International storage tank projects do not always remain exactly as specified at purchase order stage. Capacity details, nozzle schedules, roof accessories, inspection requirements, packing instructions, delivery terms, or site support needs may change after the order is awarded. When those changes are handled informally, the project team may lose control of cost, schedule, drawings, production release, shipment, and handover records.
A clear change order process helps the owner, EPC contractor, consultant, procurement team, installer, and tank supplier work from the same approved record. For Center Enamel projects, change control is not only a commercial topic. It is part of project documentation, manufacturing readiness, and after-sales traceability.
What counts as a change order
A change order is different from a normal technical question. A question may be handled through an RFI or clarification log. A formal change order is needed when the answer changes contracted scope, technical basis, price, delivery schedule, approved drawings, inspection scope, packing responsibility, installation support, or handover documents.
For example, changing a nozzle position before drawing approval may be a drawing revision. Adding new nozzles after production planning has started may become a formal change order because it can affect material preparation, coating workflow, inspection records, and shipment schedule.
Start from the contract baseline
Change control only works when the original baseline is visible. The project team should know which purchase order, technical specification, accepted deviation register, approved drawings, accessory list, responsibility matrix, and delivery terms define the starting point. Without that baseline, the team may disagree about whether a requested item is a correction, clarification, or extra scope.
The specification deviation register is useful before award because it records accepted exceptions and assumptions. After award, those accepted items should become part of the project baseline so later change requests can be judged fairly.
Review technical, commercial, and schedule impact together
A tank change should not be reviewed only by one department. Technical teams need to check whether the change affects tank design, coating selection, nozzles, roof parts, ladders, platforms, foundation interface, packing marks, or installation sequence. Commercial teams need to confirm cost effect, payment terms, and responsibility. Project teams need to confirm schedule effect, production release date, shipment booking, and site readiness.
For bolted tank projects, even a small accessory or nozzle change may affect panel marking, packing sequence, site assembly notes, or inspection documents. That is why the change order record should show both the requested change and its practical project impact.

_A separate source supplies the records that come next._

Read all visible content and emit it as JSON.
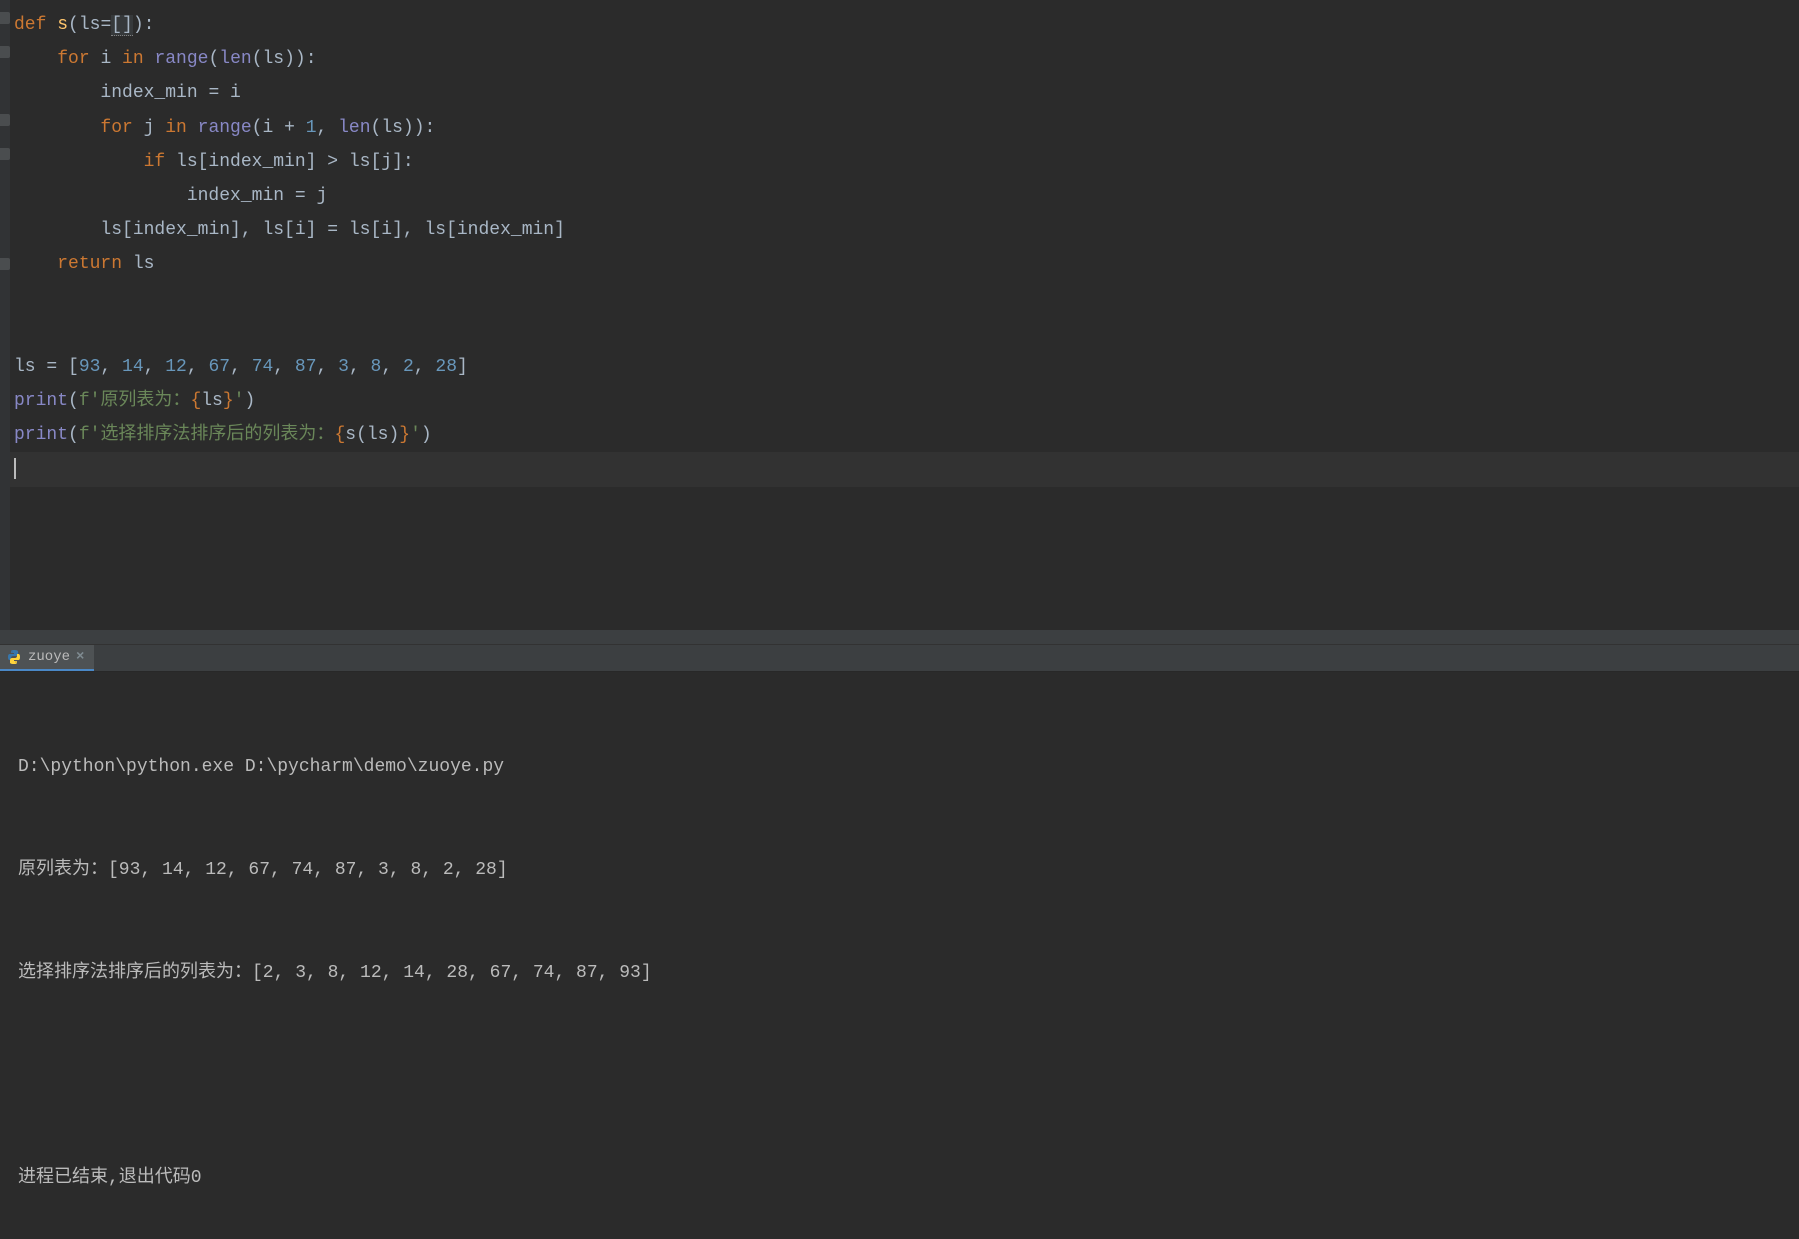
{
  "run_tab": {
    "label": "zuoye",
    "close_glyph": "×"
  },
  "code": {
    "l1": {
      "def": "def ",
      "fn": "s",
      "p1": "(ls",
      "eq": "=",
      "br": "[]",
      "p2": "):"
    },
    "l2": {
      "indent": "    ",
      "for": "for ",
      "i": "i ",
      "in": "in ",
      "range": "range",
      "p1": "(",
      "len": "len",
      "p2": "(ls)):"
    },
    "l3": {
      "indent": "        ",
      "txt": "index_min = i"
    },
    "l4": {
      "indent": "        ",
      "for": "for ",
      "j": "j ",
      "in": "in ",
      "range": "range",
      "p1": "(i + ",
      "one": "1",
      "comma": ", ",
      "len": "len",
      "p2": "(ls)):"
    },
    "l5": {
      "indent": "            ",
      "if": "if ",
      "txt": "ls[index_min] > ls[j]:"
    },
    "l6": {
      "indent": "                ",
      "txt": "index_min = j"
    },
    "l7": {
      "indent": "        ",
      "txt": "ls[index_min], ls[i] = ls[i], ls[index_min]"
    },
    "l8": {
      "indent": "    ",
      "ret": "return ",
      "txt": "ls"
    },
    "l11": {
      "ls": "ls = [",
      "n0": "93",
      "c0": ", ",
      "n1": "14",
      "c1": ", ",
      "n2": "12",
      "c2": ", ",
      "n3": "67",
      "c3": ", ",
      "n4": "74",
      "c4": ", ",
      "n5": "87",
      "c5": ", ",
      "n6": "3",
      "c6": ", ",
      "n7": "8",
      "c7": ", ",
      "n8": "2",
      "c8": ", ",
      "n9": "28",
      "close": "]"
    },
    "l12": {
      "print": "print",
      "p1": "(",
      "f": "f'",
      "txt": "原列表为：",
      "lb": "{",
      "var": "ls",
      "rb": "}",
      "endq": "'",
      "p2": ")"
    },
    "l13": {
      "print": "print",
      "p1": "(",
      "f": "f'",
      "txt": "选择排序法排序后的列表为：",
      "lb": "{",
      "fn": "s",
      "pl": "(",
      "var": "ls",
      "pr": ")",
      "rb": "}",
      "endq": "'",
      "p2": ")"
    }
  },
  "console": {
    "cmd": "D:\\python\\python.exe D:\\pycharm\\demo\\zuoye.py",
    "out1": "原列表为：[93, 14, 12, 67, 74, 87, 3, 8, 2, 28]",
    "out2": "选择排序法排序后的列表为：[2, 3, 8, 12, 14, 28, 67, 74, 87, 93]",
    "exit": "进程已结束,退出代码0"
  }
}
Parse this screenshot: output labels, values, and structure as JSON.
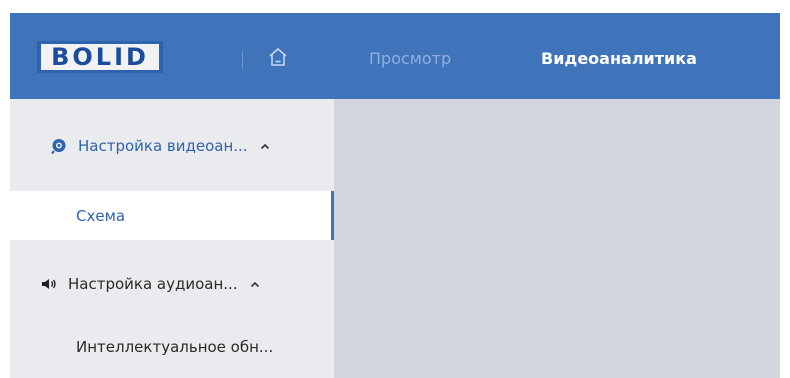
{
  "header": {
    "logo_text": "BOLID",
    "home_icon": "home-icon",
    "nav": [
      {
        "label": "Просмотр",
        "active": false
      },
      {
        "label": "Видеоаналитика",
        "active": true
      }
    ],
    "background_color": "#3f73ba"
  },
  "sidebar": {
    "items": [
      {
        "label": "Настройка видеоан...",
        "icon": "video-analytics-icon",
        "expanded": true,
        "caret": "chevron-up-icon"
      },
      {
        "label": "Схема",
        "selected": true
      },
      {
        "label": "Настройка аудиоан...",
        "icon": "speaker-icon",
        "expanded": true,
        "caret": "chevron-up-icon"
      },
      {
        "label": "Интеллектуальное обн..."
      }
    ],
    "accent_color": "#2e63b0"
  }
}
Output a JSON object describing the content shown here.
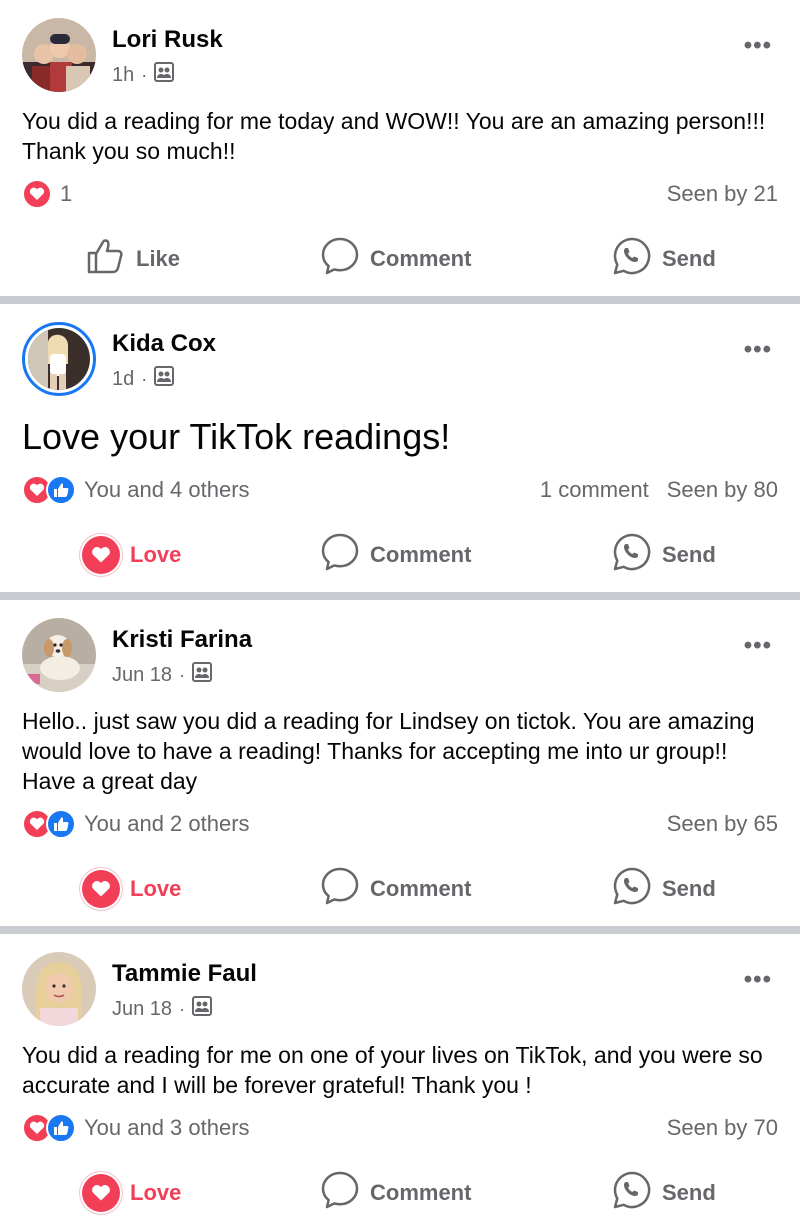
{
  "colors": {
    "love": "#f33e58",
    "like": "#1877f2",
    "muted": "#65676b",
    "divider": "#c9ccd1"
  },
  "posts": [
    {
      "author": "Lori Rusk",
      "time": "1h",
      "privacy_icon": "group-members-icon",
      "text": "You did a reading for me today and WOW!! You are an amazing person!!! Thank you so much!!",
      "reaction_summary": "1",
      "comments": "",
      "seen": "Seen by 21",
      "actions": {
        "react": "Like",
        "comment": "Comment",
        "send": "Send"
      }
    },
    {
      "author": "Kida Cox",
      "time": "1d",
      "privacy_icon": "group-members-icon",
      "text": "Love your TikTok readings!",
      "reaction_summary": "You and 4 others",
      "comments": "1 comment",
      "seen": "Seen by 80",
      "actions": {
        "react": "Love",
        "comment": "Comment",
        "send": "Send"
      }
    },
    {
      "author": "Kristi Farina",
      "time": "Jun 18",
      "privacy_icon": "group-members-icon",
      "text": "Hello.. just saw you did a reading for Lindsey on tictok. You are amazing would love to have a reading! Thanks for accepting me into ur group!! Have a great day",
      "reaction_summary": "You and 2 others",
      "comments": "",
      "seen": "Seen by 65",
      "actions": {
        "react": "Love",
        "comment": "Comment",
        "send": "Send"
      }
    },
    {
      "author": "Tammie Faul",
      "time": "Jun 18",
      "privacy_icon": "group-members-icon",
      "text": "You did a reading for me on one of your lives on TikTok, and you were so accurate and I will be forever grateful! Thank you !",
      "reaction_summary": "You and 3 others",
      "comments": "",
      "seen": "Seen by 70",
      "actions": {
        "react": "Love",
        "comment": "Comment",
        "send": "Send"
      }
    }
  ]
}
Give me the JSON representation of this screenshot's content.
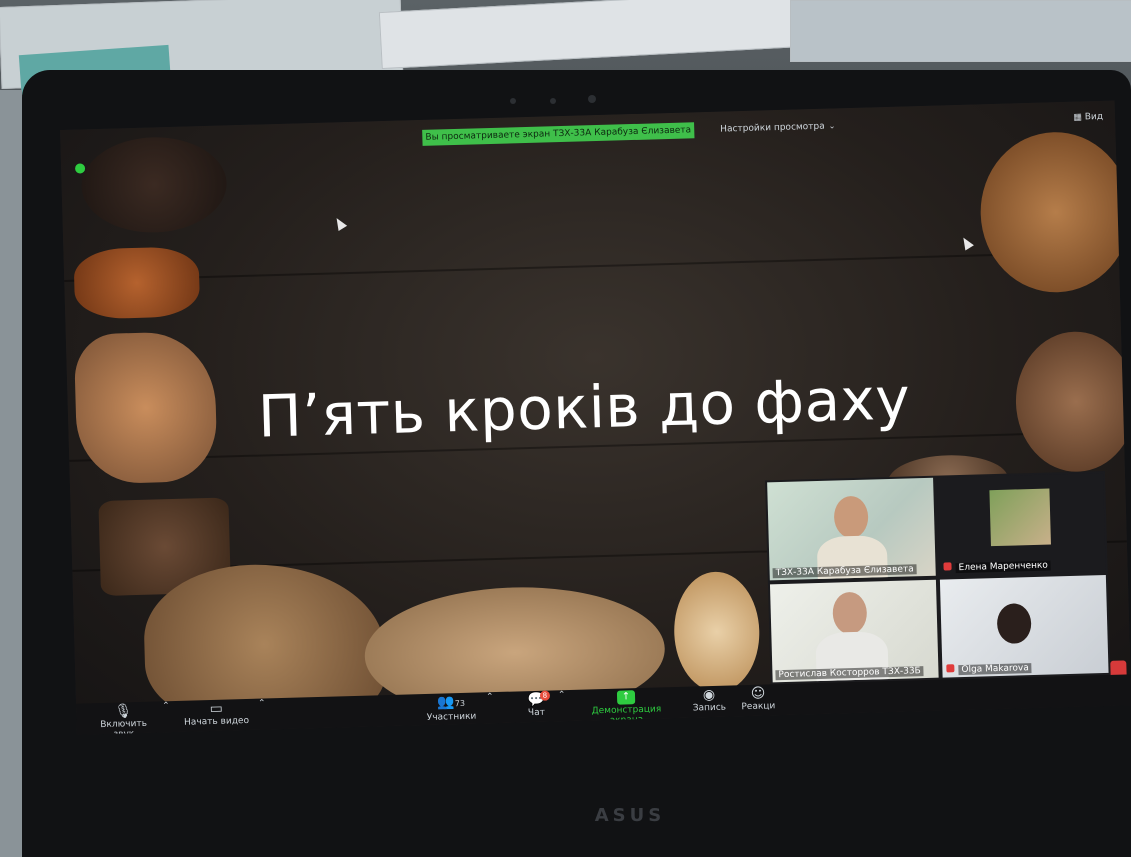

Approval should be explicit
A change request should identify who requested it, why it is needed, which documents are affected, and who has authority to approve it. Depending on the project structure, approval may come from the owner, EPC contractor, consultant, procurement manager, or authorized project representative. The tank supplier should not release production or shipment changes based only on informal messages when the change affects scope, cost, or schedule.
Written approval helps prevent later disputes. It also gives the factory, logistics team, installer, and after-sales team a traceable explanation of why the final package differs from the original quotation or drawing issue.
Keep drawings and records aligned
When a change is approved, the related documents should be updated. These may include general arrangement drawings, nozzle schedules, bill of materials, packing list, inspection plan, installation notes, commissioning records, spare-parts list, and final handover files. A change order that is approved commercially but not reflected in drawings or packing records can still create site problems.
The article on drawing review and revision control before production explains why final drawing status should remain visible. If the change begins as a project question, the RFI and technical clarification log can help connect the question, answer, decision, and closure record.
Separate site adjustments from supply changes
Some site conditions can be solved through field clarification, installer guidance, or supervision records. Other site findings require a formal scope change because they affect supplied parts, replacement materials, structural assumptions, accessories, or warranty responsibility. The project team should decide which route applies before work continues.
For example, a question about bolt tightening sequence may be handled through technical clarification. A request to add a new platform, change pipe interfaces, or supply additional accessories after shipment should normally be managed as a formal change order.
Useful fields in a change order register
- Change order number, request date, and requested-by party
- Reason for change and related contract, drawing, or specification reference
- Technical description of the requested change
- Affected documents, materials, inspection items, packing, shipment, or site work
- Cost, payment, delivery, and schedule impact
- Approval person, approval date, and implementation release status
- Closure record showing updated drawings, documents, shipment files, or handover records
Where product review fits
Change order control is easier when the selected tank route and product scope are already clear. Buyers comparing storage solutions can review product-level information such as GFS tanks, then connect the selected package with project-specific drawings, accessory scope, inspection requirements, shipment records, and installation support.
Practical takeaway
A change order process protects international storage tank projects from hidden scope shifts and informal decisions. By recording the baseline, requested change, technical impact, commercial effect, schedule effect, approval route, document updates, and closure status, project teams can keep procurement, production, shipment, installation, and handover aligned from order award to final support.